Tangier, It’s a Small World.

Night at Mosque Tangier

The plane lands in Tangier at 8.45pm and it’s raining cats and dogs outside. Another passenger, a Moroccan Londoner with a broad cockney accent, says he works for the airline. He brightly tells me they arranged the rain especially to make us feel at home in Morocco, he warmed it up for us. He is hilarious and continues with the banter until he gets in trouble with his wife for not helping.

Health Check Troubles

We politely give way to the people travelling with children and anyone who is desperate to get off the plane, which is everyone. So we miss the first shuttle and end up right at the back of the line for security and health checks. There is little in the way of actual checks. I just hand over the health forms, show evidence of a negative covid test and an up to date vaccine.

We printed our documents before we left, so it is smooth going. One woman is held up in the health check area. She is obviously upset and I’m gutted on her behalf. What a horrible situation, to get this far and not get through.

Meeting synchronicity in Tangier Airport.

Eventually, she comes and joins us in the line, relieved. I ask what happened and she tells me she couldn’t show her test results because her phone had run out of charge. Fortunately, the airport security let her charge her phone to get the information they needed.

We have a good chat and she tells me where she lives in London. It’s the same area I grew up in and where my family still live. She went to the school just down the road, everyone knew the school; it was where we did our swimming galas. Would you believe, she is also an English teacher and a poet? She has a little house in Larache on the coast and she kindly invites us to visit.
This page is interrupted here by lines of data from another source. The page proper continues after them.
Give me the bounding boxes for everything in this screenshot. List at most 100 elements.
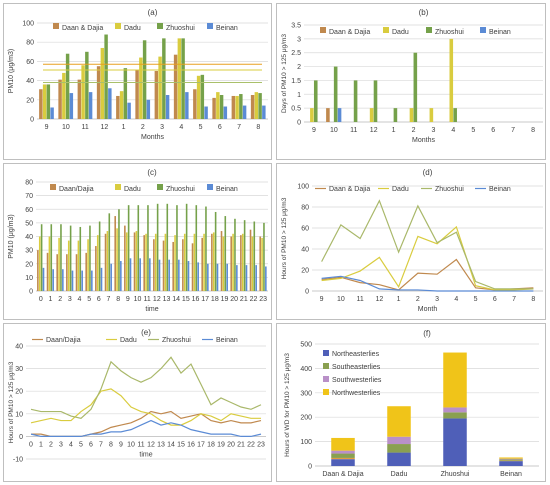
y-tick-label: 500	[300, 342, 312, 349]
bar-a	[200, 74, 205, 119]
series-line	[31, 410, 262, 438]
chart-panel-a: 0 20 40 60 80 100 (a) PM10 (μg/m3) 9 10 11 12 1 2 3 4 5 6…	[3, 3, 272, 160]
x-tick-label: 2	[141, 124, 145, 131]
bar-c	[154, 233, 157, 291]
y-axis-label: Days of PM10 > 125 μg/m3	[281, 34, 288, 113]
bar-c	[168, 259, 170, 291]
bar-c	[75, 254, 78, 291]
chart-svg-d: 0 20 40 60 80 100 (d) Hours of PM10 > 125 μg/m3…	[281, 168, 543, 313]
y-tick-label: 40	[301, 247, 309, 254]
bar-c	[145, 233, 147, 291]
legend-label: Daan/Dajia	[46, 337, 81, 344]
bar-c	[95, 246, 97, 291]
bar-c	[185, 203, 188, 291]
x-tick-label: 8	[116, 296, 120, 303]
bar-c	[253, 221, 256, 291]
bar-a	[88, 92, 93, 119]
chart-svg-f: 0 100 200 300 400 500 (f) Hours of WD for PM10 …	[284, 329, 539, 478]
bar-c	[234, 218, 236, 291]
chart-title: (d)	[423, 168, 433, 177]
x-tick-label: 0	[39, 296, 43, 303]
stacked-bar-segment	[387, 444, 411, 453]
x-tick-label: 6	[97, 296, 101, 303]
x-tick-label: 14	[167, 441, 175, 448]
bar-c	[46, 252, 49, 291]
legend-swatch	[320, 27, 326, 33]
x-tick-label: 19	[221, 296, 229, 303]
legend-swatch	[157, 184, 163, 190]
bar-c	[220, 231, 223, 291]
bar-b	[413, 52, 418, 122]
chart-panel-e: -10 0 10 20 30 40 (e) Hours of PM10 > 125 μg/m3…	[3, 323, 272, 482]
x-tick-label: 22	[250, 296, 258, 303]
bar-c	[69, 225, 72, 291]
bar-c	[108, 213, 111, 291]
series-line	[321, 199, 534, 290]
bar-c	[118, 209, 120, 291]
x-tick-label: 11	[144, 296, 151, 303]
x-tick-label: 2	[58, 296, 62, 303]
bar-c	[193, 233, 196, 291]
x-tick-label: 8	[109, 441, 113, 448]
y-axis-label: Hours of PM10 > 125 μg/m3	[8, 361, 15, 443]
bar-c	[62, 269, 64, 291]
y-tick-label: 80	[301, 205, 309, 212]
x-tick-label: 7	[237, 124, 241, 131]
bar-a	[154, 71, 159, 119]
bar-c	[240, 235, 242, 291]
legend-swatch	[480, 27, 486, 33]
bar-c	[67, 240, 70, 291]
bar-a	[96, 66, 101, 119]
stacked-bar-segment	[331, 459, 355, 466]
y-tick-label: 0	[30, 117, 34, 124]
bar-c	[96, 235, 99, 291]
bar-a	[212, 97, 216, 119]
x-tick-label: 22	[247, 441, 255, 448]
x-tick-label: 7	[511, 127, 515, 134]
legend-swatch	[157, 23, 163, 29]
legend-label: Dadu	[124, 25, 141, 32]
x-tick-label: 11	[81, 124, 88, 131]
x-tick-label: 2	[49, 441, 53, 448]
legend-swatch	[323, 376, 329, 382]
x-tick-label: 5	[199, 124, 203, 131]
bar-c	[77, 240, 80, 291]
x-axis-label: Month	[418, 306, 438, 313]
legend-swatch	[115, 184, 121, 190]
x-tick-label: 21	[240, 296, 248, 303]
bar-a	[158, 56, 162, 119]
bar-c	[104, 233, 107, 291]
legend-label: Beinan	[216, 25, 238, 32]
x-axis-label: time	[139, 451, 152, 458]
y-axis-label: PM10 (μg/m3)	[8, 49, 15, 94]
bar-b	[310, 108, 314, 122]
x-tick-label: 3	[59, 441, 63, 448]
bar-c	[201, 237, 203, 291]
chart-panel-d: 0 20 40 60 80 100 (d) Hours of PM10 > 125 μg/m3…	[276, 163, 546, 320]
bar-c	[48, 236, 51, 291]
bar-c	[124, 225, 126, 291]
x-tick-label: 9	[119, 441, 123, 448]
x-tick-label: 3	[68, 296, 72, 303]
bar-a	[65, 53, 70, 119]
series-line	[321, 258, 534, 291]
x-axis-label: Months	[141, 134, 164, 141]
bar-c	[166, 203, 169, 291]
bar-a	[81, 65, 85, 119]
bar-a	[173, 54, 178, 119]
x-tick-label: 9	[126, 296, 130, 303]
bar-c	[203, 233, 205, 291]
y-tick-label: 100	[22, 21, 34, 28]
x-tick-label: 2	[412, 127, 416, 134]
bar-a	[196, 75, 201, 119]
bar-c	[81, 270, 83, 291]
chart-title: (a)	[148, 8, 158, 17]
bar-a	[46, 84, 51, 119]
bar-c	[207, 263, 209, 291]
x-tick-label: 3	[160, 124, 164, 131]
series-line	[321, 225, 534, 291]
x-tick-label: Daan & Dajia	[322, 471, 363, 478]
legend-label: Zhuoshui	[435, 186, 464, 193]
Her dream is to have a little house, a goat and be self sufficient living on a mountain in Morocco. She says her friends laugh at her and think she is mad. I tell her I think it’s a worthy dream and not to let her friends laughter stop her following it.

Tangier Taxi

We get through passport control and leave the airport into the wet inky night of Tangier. Just to the right of the airport is a taxi stop, it costs us 200MAD to get from the airport to the city. The taxi man tells us it will cost180MAD, but the driver asks for more when we arrive. It works out about £16.

Raining in Tangier

Tangier Port, it is raining hard and there’s a man with a stick shouting at tourists. Living in glastonbury, I know something about shouty men with sticks, and I am not up for it tonight. 11pm in the wet orange hue of a new city is not the place to debate a taxi price, especially if you are likely the next target of an angry man waving a stick. I’m pretty sure we are paying more than we should, but it is worth it to get somewhere safe and dry after such a long journey.

Rome to Rio shows the average price of a taxi almost anywhere in the world. The taxi from Tangier Airport to Mamora Bay costs 150 to 190 MAD. Maybe we got a good price after all.

Tomorrow, we will explore Tangier medina and ‘Rock the Kasbah!’